Research on Equine Joint DiseaseBy Kentucky Equine Research Staff · May 10, 2017
Usually when we hear the phrase “precious cargo,” images of foals nestled deep in the mare’s womb pop to mind. But perhaps the most precious cargo should be considered cartilage: the delicate tissues lining the ends of longs bones throughout the horse’s body. Without cartilage, horses suffer joint pain, swelling, and decreased athleticism. In fact, joint disease remains one of the leading causes of attrition and loss of life, facts that should not be taken lightly.
Joint disease, also called osteoarthritis (OA), has no cure. Various treatment options exist, but those strategies simply decrease the discomfort a horses experiences and slows progression of disease. Further, OA can be surprisingly challenging to identify, particularly if it occurs in young horses that “shouldn’t have” OA.
Although widely construed as an old-horse disease, many young horses suffer joint trauma that can instigate the cascade of events leading to crippling OA.
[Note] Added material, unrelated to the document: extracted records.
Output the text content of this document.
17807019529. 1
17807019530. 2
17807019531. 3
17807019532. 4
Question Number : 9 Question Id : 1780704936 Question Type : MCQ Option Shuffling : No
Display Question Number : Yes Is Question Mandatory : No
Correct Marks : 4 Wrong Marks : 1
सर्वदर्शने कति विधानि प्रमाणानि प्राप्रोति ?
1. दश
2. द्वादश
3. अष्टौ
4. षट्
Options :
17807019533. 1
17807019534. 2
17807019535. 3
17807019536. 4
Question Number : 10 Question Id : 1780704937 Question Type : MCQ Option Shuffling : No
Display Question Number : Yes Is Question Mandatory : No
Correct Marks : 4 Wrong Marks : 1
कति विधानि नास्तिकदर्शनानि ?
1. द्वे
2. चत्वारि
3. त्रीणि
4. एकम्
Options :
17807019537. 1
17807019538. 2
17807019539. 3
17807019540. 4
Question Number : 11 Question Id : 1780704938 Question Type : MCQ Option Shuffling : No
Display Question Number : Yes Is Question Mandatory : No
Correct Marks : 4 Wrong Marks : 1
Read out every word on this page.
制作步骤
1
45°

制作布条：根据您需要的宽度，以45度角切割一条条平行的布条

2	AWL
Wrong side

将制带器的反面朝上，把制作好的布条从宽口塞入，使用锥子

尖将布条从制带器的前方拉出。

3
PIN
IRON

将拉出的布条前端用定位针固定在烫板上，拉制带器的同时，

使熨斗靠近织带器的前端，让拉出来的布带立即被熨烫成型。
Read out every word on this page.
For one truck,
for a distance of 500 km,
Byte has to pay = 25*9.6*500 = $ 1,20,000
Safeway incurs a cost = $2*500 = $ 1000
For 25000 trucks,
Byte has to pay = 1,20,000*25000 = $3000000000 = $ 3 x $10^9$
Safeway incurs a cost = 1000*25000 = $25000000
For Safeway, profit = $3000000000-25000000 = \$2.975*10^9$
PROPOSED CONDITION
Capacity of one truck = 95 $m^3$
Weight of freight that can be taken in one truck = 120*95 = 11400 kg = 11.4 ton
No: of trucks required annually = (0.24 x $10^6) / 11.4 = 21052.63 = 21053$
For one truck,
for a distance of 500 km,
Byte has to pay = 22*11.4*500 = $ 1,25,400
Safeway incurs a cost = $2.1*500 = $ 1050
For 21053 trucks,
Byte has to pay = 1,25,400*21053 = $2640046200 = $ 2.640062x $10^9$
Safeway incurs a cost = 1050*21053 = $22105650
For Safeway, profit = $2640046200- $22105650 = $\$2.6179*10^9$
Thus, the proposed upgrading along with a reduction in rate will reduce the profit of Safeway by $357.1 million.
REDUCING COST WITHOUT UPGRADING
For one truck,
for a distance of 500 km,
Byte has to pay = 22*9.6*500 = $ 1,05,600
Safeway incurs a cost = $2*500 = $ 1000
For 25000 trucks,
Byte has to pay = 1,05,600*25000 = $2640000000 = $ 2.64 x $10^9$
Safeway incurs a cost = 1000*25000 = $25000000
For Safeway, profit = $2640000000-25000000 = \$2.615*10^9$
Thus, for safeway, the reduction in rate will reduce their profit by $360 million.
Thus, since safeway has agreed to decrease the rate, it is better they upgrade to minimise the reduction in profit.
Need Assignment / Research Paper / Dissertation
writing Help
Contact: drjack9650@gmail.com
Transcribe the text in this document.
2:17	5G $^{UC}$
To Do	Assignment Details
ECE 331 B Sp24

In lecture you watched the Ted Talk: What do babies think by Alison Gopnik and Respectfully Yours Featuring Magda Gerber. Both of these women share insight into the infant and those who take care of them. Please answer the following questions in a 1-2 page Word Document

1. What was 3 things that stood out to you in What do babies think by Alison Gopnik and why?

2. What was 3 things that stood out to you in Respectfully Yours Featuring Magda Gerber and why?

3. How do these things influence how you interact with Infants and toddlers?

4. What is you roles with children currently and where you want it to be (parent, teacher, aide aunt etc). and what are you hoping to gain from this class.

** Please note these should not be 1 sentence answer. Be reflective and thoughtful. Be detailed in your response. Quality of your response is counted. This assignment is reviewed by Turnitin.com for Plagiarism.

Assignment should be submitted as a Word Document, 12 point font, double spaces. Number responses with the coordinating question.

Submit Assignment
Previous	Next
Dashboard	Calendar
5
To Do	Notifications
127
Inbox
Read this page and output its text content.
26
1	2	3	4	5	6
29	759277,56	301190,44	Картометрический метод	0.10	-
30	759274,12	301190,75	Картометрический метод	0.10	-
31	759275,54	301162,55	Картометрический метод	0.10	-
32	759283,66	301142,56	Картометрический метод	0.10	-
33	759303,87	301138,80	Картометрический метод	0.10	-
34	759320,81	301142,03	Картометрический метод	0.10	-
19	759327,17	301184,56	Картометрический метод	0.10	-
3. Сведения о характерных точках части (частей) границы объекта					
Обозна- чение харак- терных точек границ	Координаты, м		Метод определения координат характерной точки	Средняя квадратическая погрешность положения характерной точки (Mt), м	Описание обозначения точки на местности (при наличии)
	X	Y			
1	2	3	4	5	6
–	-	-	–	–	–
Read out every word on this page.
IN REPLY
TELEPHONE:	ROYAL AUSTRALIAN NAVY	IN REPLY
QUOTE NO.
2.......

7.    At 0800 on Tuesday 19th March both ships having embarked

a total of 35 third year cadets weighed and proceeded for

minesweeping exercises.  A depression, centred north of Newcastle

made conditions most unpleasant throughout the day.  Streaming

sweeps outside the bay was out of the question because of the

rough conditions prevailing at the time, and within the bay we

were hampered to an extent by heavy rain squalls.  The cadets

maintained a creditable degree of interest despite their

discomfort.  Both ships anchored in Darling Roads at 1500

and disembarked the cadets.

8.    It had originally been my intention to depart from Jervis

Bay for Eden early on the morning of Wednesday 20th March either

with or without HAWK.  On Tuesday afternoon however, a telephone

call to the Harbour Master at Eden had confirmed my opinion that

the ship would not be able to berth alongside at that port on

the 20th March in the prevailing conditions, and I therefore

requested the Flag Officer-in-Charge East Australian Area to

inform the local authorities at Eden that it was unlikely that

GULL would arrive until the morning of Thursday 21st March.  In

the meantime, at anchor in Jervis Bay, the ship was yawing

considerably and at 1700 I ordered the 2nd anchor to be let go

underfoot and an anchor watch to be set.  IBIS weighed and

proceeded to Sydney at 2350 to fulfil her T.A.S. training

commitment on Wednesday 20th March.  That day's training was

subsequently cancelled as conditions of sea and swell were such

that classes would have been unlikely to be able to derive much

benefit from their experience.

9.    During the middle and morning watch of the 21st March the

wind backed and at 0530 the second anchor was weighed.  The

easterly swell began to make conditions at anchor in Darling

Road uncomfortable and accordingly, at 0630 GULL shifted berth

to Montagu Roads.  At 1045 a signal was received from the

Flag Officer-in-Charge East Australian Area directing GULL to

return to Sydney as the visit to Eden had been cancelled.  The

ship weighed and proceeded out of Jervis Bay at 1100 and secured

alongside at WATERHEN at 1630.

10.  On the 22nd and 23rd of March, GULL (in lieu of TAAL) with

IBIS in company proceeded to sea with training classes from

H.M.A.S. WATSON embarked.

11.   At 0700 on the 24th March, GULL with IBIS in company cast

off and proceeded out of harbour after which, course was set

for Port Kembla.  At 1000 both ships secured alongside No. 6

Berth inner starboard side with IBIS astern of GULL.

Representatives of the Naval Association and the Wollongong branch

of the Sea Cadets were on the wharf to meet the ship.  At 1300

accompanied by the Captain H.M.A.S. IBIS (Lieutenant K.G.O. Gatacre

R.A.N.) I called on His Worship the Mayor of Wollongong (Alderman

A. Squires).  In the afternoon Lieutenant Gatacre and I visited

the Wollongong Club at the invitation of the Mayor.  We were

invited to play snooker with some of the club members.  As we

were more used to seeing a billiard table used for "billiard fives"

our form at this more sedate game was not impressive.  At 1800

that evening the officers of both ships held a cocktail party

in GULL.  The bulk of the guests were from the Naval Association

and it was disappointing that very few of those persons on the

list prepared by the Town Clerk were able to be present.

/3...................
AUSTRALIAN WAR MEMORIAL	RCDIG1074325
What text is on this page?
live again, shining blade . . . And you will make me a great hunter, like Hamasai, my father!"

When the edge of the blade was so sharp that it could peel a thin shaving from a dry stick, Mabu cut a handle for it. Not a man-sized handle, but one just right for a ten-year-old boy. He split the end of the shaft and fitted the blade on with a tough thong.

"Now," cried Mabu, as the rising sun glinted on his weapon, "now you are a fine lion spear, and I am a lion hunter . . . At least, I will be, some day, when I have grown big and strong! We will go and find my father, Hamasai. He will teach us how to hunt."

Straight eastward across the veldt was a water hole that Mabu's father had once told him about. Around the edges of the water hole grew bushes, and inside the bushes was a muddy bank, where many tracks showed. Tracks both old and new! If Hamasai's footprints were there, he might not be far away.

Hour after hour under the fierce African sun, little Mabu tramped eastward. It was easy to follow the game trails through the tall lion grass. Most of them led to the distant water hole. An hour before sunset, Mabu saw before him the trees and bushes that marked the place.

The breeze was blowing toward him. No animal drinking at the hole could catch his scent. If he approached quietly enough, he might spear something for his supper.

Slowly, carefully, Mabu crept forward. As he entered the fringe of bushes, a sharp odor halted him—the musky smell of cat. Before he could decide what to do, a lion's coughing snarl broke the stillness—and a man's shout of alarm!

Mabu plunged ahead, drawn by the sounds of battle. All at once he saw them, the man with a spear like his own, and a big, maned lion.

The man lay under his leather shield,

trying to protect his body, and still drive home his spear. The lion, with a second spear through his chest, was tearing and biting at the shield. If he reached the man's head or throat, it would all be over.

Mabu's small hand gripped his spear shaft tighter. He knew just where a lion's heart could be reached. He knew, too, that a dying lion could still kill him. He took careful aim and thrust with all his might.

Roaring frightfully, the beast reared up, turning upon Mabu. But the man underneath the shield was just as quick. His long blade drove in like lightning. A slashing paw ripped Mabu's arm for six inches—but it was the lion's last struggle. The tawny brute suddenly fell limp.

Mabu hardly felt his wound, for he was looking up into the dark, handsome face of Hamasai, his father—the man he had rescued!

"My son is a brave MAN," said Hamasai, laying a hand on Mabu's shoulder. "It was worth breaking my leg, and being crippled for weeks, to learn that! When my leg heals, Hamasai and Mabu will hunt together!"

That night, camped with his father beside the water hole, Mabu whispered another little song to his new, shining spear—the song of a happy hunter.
According to a recent study*, OA observed in older horses actually appears to start in young horses early in life, often during training. Specifically, repeated episodes of joint inflammation results in increased cartilage degradation but a decreased rate of cartilage repair as a horse ages.
“This data opens the door to revisit the concept of prophylactic joint supplementation,” suggested Kathleen Crandell, Ph.D., a nutritionist for Kentucky Equine Research (KER). Providing certain joint supplements to young horses prior to any evidence of joint disease protects joints against future trauma, minimizing the onset of irreversible OA.
KER offers several joint supplements containing ingredients known to prophylactically protect joints, including KER•Flex, with chondroitin sulfate and glucosamine hydrochloride; Synovate HA with high-molecular weight hyaluronic acid; and EO•3, a marine-derived source of both DHA and EPA. Australian horse owners should also look for Glucos-A-Flex.
*Kahn, M.K., J.A. Coverdale, J.L. Leatherwood, et al. 2017. Age-related effects on markers of inflammation and cartilage metabolism in response to an intra-articular lipopolysaccharide challenge in horses. Journal of Animal Science. 95(2):671-680.